14 thoughts on “AITA: My daughter moved out and lied about the reason.”
  1. YTA. She is an adult, she doesn’t have to live with you and her husband if she doesn’t want to. Doesn’t matter if it’s “rude” or not. Your husband scares her, and if he didn’t want her to leave, he should have worked to improve their relationship while she still lived with you and him. Your children are not your property, and you have to earn a relationship with them, especially once they are adults.

  2. YTA
    “He’s big and loud and has a temper. He’s scary, I get that”…. But at the same time you are saying he isn’t scary. You sound like someone in an abusive relationship trying to cover up the truth. If you do this with your children, it’s no wonder they want to get away.

  3. YTA. Its not your children’s fault that theyre scared of him. Its his fault. What you think is irrelevant. 

    Your children are scared of a man YOU brought into their lives. They have vocalise their fear a number of times. They do not feel safe in your home. And you still have the audacity to blame them when 100% of the blame for them moving out is on you and your husband? What is wrong with you? 

  4. YTA. It sounds like your husband is actually abusive. Living in fear of his temper IS abuse.
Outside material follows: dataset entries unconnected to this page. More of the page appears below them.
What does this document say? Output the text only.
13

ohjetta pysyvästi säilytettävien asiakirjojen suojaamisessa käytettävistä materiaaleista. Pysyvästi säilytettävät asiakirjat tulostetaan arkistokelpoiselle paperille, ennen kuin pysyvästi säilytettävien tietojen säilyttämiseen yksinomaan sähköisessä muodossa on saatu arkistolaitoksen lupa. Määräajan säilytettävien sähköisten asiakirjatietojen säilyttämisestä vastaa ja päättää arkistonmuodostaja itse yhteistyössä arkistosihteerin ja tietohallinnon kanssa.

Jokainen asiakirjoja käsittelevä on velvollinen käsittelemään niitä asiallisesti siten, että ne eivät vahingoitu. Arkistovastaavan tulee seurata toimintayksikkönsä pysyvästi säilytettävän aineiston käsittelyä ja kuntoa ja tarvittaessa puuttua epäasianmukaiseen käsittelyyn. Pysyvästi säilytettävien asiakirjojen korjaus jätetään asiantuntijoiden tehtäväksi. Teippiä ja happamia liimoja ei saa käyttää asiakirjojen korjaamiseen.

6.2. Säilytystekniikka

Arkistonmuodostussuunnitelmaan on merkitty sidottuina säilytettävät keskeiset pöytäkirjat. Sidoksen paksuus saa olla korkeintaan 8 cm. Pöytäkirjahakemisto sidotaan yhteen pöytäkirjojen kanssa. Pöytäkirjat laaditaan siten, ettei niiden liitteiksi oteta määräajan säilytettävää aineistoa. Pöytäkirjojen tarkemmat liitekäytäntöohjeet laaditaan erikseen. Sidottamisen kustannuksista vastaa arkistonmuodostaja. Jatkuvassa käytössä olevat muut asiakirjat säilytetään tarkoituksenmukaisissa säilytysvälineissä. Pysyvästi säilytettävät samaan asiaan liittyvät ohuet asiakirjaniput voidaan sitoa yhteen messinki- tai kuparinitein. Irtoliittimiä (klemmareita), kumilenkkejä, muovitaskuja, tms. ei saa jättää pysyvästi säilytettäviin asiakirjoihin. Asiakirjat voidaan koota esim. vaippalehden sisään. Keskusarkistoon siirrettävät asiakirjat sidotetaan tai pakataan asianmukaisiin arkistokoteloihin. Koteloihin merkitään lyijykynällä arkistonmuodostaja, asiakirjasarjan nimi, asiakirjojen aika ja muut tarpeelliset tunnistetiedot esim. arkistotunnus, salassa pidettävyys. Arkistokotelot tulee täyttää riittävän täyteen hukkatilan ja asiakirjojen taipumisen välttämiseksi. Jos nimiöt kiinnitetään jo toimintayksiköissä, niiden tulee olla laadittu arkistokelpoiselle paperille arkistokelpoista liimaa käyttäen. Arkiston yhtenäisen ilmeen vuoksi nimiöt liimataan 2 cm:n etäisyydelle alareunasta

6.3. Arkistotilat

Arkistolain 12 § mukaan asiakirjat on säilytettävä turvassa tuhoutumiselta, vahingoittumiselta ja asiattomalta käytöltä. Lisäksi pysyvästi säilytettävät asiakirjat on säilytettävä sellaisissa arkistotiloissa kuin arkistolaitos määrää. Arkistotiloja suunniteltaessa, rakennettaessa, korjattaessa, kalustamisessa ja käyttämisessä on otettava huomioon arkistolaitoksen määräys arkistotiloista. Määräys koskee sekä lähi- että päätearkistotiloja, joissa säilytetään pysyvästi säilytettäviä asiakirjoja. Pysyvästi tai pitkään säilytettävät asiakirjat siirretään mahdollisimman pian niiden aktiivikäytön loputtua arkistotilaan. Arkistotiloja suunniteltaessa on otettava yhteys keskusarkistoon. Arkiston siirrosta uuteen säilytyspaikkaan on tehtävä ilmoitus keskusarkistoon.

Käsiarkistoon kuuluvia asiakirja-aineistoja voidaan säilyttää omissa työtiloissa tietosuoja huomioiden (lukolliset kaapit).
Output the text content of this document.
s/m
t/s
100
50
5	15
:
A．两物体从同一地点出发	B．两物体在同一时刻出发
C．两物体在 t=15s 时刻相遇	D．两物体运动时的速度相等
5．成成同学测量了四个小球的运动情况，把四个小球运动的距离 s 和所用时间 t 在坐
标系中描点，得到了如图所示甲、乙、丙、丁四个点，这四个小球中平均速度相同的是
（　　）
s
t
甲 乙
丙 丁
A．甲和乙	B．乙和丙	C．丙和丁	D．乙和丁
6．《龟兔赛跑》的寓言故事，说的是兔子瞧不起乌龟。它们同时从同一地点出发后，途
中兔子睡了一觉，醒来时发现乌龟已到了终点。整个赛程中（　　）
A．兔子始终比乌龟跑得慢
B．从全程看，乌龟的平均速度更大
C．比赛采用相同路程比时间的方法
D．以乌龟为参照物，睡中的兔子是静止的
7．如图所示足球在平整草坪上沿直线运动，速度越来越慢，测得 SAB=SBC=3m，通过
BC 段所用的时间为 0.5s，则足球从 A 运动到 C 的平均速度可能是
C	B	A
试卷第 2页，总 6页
Sounds like your daughter is scared of him, with reason, and you simply refuse to see her perspective on it.

    Most people who successfully get out of abuse do so secretly. It’s the SMART way to do it.

  5. Holy smokes, YTA.

    You admit that your husband is “huge, loud, and scary” and that his temper is so bad that you agree with your daughter’s decision not to drive in a car with him. That’s already an emotionally abusive environment, so I’m not sure why you’re so dismissive of the idea that your daughter doesn’t want to be around him. Hell, *I* don’t want to be around him and all the context I have is a post written by someone heavily biased toward him.

    Just because you choose to accept a life with this person doesn’t mean your daughter has to. If you want your daughter to treat you with kindness and respect, you need to treat her that way. If you want your daughter to choose to be around you, the onus is on you to be a person who’s safe and pleasant to be around. Same goes for your husband.

  6. \>My oldest convinced a bunch of people that her step mom was abusing them

    \>My husband is a giant, loud man and has a bit of a temper. 

    \>She refused to drive with my husband due to said temper. He’s scarey I get that. 

    It sounds like you and your ex-husband prioritized your partners over your children’s well-being. Thank god they have grandparents they can turn to. YTA.

    Actually, I just realized that you’ve trapped your younger daughter with him and will likely browbeat her into accepting your new husband’s behavior as “that’s just what he’s like.” I hope she can escape soon, too.

    You know, this is one of those posts that gets worse with each reread.

  7. My mother refused to acknowledge my step father’s cruelty towards me. I’m not necessarily assuming you’re an AH, but please don’t dismiss your daughter just because you’ve never seen toxic behavior from your husband. 

  8. So your husband is loud and big and scary and has a temper. 

    And he and you have been pressuring her to move out.

    So she moves out.

    And you’re upset?! Why? You got exactly what you and he wanted. And she is NOT lying about your husband being scary.

    The only problem here is you and your husband allowing him to lose his temper and scaring your kids.

  9. >My husband is a giant, loud man and has a bit of a temper

    >She refused go drive with my husband due to said temper. He’s scarey I get that.

    >she refuses to go near him

    Have you considered that maybe she actually is afraid of him and that you don’t know everything that goes on? YTA

  10. YTA and an enabler. Yelling is scary. Men who yell at teenage girls are scary. If he can’t have a conversation without yelling and being scary, then he’s being an abusive fuck.

    1. “It breaks my heart that she’s doing this to him” get the fuck out of here. fuck her and her shitty husband.

  11. YTA. There is not much more disgusting than a mother who doesn’t believe her children and loves them less than her spouse.